Stop Recommending Home Assistant for Home Automation

This post expands and refines on a comment I made in response to a blog post by Rob Dodson in which he explains why he ripped out a $9,000 automated home lighting system. His post centers around the Z-Wave device protocol, but touches upon Home Assistant, a popular open source control center for home automation devices.

About five years ago, I was looking for a home automation system to control my lights and security system. I choose Home Assistant as a controller on a Raspberry Pi to control Z-Wave devices.

  • Home Assistant is open source, aka free.
  • Raspberry Pis are cheap.
  • Z-Wave protocol is ubiquitous across many devices like switches and sensors.

Basically, it was a cheap solution that gave me a lot of flexibility beyond just controlling lights. I regret this whole decision whenever things go wrong, and it often does.
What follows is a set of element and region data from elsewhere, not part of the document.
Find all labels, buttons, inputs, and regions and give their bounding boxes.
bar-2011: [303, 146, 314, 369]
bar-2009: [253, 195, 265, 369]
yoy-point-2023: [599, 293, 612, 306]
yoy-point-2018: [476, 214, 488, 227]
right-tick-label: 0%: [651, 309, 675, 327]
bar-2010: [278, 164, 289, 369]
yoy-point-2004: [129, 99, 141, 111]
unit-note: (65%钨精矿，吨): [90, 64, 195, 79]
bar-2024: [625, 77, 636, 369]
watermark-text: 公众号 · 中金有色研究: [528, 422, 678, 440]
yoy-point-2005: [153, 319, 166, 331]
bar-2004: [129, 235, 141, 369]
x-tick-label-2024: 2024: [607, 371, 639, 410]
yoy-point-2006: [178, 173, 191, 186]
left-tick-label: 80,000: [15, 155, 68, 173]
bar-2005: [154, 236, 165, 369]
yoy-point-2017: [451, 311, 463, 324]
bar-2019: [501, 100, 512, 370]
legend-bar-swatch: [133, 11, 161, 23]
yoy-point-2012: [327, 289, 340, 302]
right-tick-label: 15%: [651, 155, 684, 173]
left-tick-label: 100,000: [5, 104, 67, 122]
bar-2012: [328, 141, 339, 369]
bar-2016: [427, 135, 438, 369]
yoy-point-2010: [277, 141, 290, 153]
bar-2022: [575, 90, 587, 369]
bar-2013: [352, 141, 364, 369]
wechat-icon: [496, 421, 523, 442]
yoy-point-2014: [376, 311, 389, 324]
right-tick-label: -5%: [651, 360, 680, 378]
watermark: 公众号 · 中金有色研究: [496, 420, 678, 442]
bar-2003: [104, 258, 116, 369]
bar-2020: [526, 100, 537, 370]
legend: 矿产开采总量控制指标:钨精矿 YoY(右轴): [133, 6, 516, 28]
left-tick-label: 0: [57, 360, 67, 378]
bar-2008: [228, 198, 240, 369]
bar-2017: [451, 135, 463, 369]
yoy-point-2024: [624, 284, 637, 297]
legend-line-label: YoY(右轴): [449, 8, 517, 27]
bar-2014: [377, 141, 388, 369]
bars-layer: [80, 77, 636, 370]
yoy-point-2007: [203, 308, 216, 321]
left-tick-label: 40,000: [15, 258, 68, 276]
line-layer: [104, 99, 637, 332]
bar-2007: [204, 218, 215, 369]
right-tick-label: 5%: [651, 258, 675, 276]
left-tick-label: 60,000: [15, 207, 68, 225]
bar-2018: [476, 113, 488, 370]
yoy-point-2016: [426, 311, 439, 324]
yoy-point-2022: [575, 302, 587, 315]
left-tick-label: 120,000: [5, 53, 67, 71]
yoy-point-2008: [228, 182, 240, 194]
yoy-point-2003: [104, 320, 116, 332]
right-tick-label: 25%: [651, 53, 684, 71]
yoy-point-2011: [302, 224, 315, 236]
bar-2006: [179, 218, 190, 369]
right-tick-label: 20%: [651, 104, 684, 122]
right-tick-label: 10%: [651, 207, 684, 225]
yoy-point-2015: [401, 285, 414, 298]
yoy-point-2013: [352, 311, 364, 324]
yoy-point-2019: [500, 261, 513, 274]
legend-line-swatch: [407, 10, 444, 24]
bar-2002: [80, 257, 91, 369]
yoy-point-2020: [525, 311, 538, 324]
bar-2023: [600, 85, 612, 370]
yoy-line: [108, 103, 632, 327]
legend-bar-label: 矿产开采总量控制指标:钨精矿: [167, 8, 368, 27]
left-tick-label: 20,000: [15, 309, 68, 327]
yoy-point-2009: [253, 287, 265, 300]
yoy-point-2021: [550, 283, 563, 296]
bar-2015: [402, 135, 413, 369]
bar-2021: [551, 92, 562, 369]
First off is Home Assistant. There is absolutely no way a non-Linux user would be able to use this software. Despite their claims and goals, it is not designed for the average user who even is fairly tech savvy. They have tried to be more user-friendly in the past year or two by moving a lot of admin functions to the web interface. However, so much troubleshooting inherently involves command lines in Linux, it is now in this obnoxious state where some operations need to partially be done in the web interface and then continued in the command line. For example, deleting a node. You have to initially “delete” it in the web app to clean things up, then manually remove them from the Home Assistant configuration files.

Another issue with HA is how they love to completely rewrite and break things for the sake of rewriting things. In my five years with HA, I have witnessed recommended install methods get created, rebranded, and deprecated (, complete overhaul of the UI architecture, complete overhaul of the Z-Wave architecture, and non-functioning items inserted as placeholders into the web interface for features to be implemented later. You *have* to read the release notes before updating. I’ve run into occasions where pip upgrades will break the whole setup. Good luck googling for answers in this environment when you have a problem. If the answer is more than a year old, it’s probably not relevant anymore.

“Well, just don’t upgrade,” you may say. The interface nags you when an upgrade is available. It is much softer now, but previously, it inundated you with security warnings about running an out of date version. If you’re an average user, who just trusts developers at face value, you’re going to upgrade. Because security!

We wouldn’t have to google problems so often if not for the documentation and terms. The documentation is not terrible, but it is not geared towards end users. Home Assistant abstracts out everything it touches into an entity and node. If you simply want to do X, you’ll have to identify what is the entity in your setup, and what is the node. When you add a Z-Wave device to your network, Home Assistant creates an entry for that one device in the user interface under Entities, Nodes, Switches, Z-Wave, and Devices. Five years later, and I still can’t tell you definitively what the difference is between the five.

It doesn’t help Home Assistant with how flakey Z-Wave and devices themselves are. If you want Z-Wave light switches, you’ll find three brands – GE, Honeywell, and Jasco. However, they are all Jasco. The first two (and maybe also some Leviton switches) are just rebranded Jasco. The first generation of Jascos are complete garbage. I’ve had a 40% failure rate with them. They’ll randomly die or fry in a power failure. So far, knock on wood, no failures with the second generation.

It’s extremely common for switches to misreport their state to Home Assistant, and Home Assistant can’t do anything about it. A switch may tell Home Assistant, “I am off” or “I am on,” but the actual mechanism to turn the light on and off may be broken. What’s Home Assistant supposed to do? Ask the switch, “Are you lying to me?” Home Assistant is trying to herd cats. This is a problem with not just home automation, but any technology that is built on a controller/worker architecture.

Home Assistant/Z-Wave delivered on my desire for a cheap and flexible option. Is it reliable? Nope. Is it easy to maintain and fix? Ha. All too often, I see recommendations for Home Assistant when someone asks, “I’m looking for a cheap home automation system.” Unless I know that person has experience in Linux, it’s a disservice to recommend Home Assistant. On the other hand, looking at other platforms and hubs, Home Assistant still gives you the most flexibility and consolidation. This really says more about the dismal state of home automation rather than praise for Home Assistant.

It’s 2020, and home automation is nowhere near “just works.”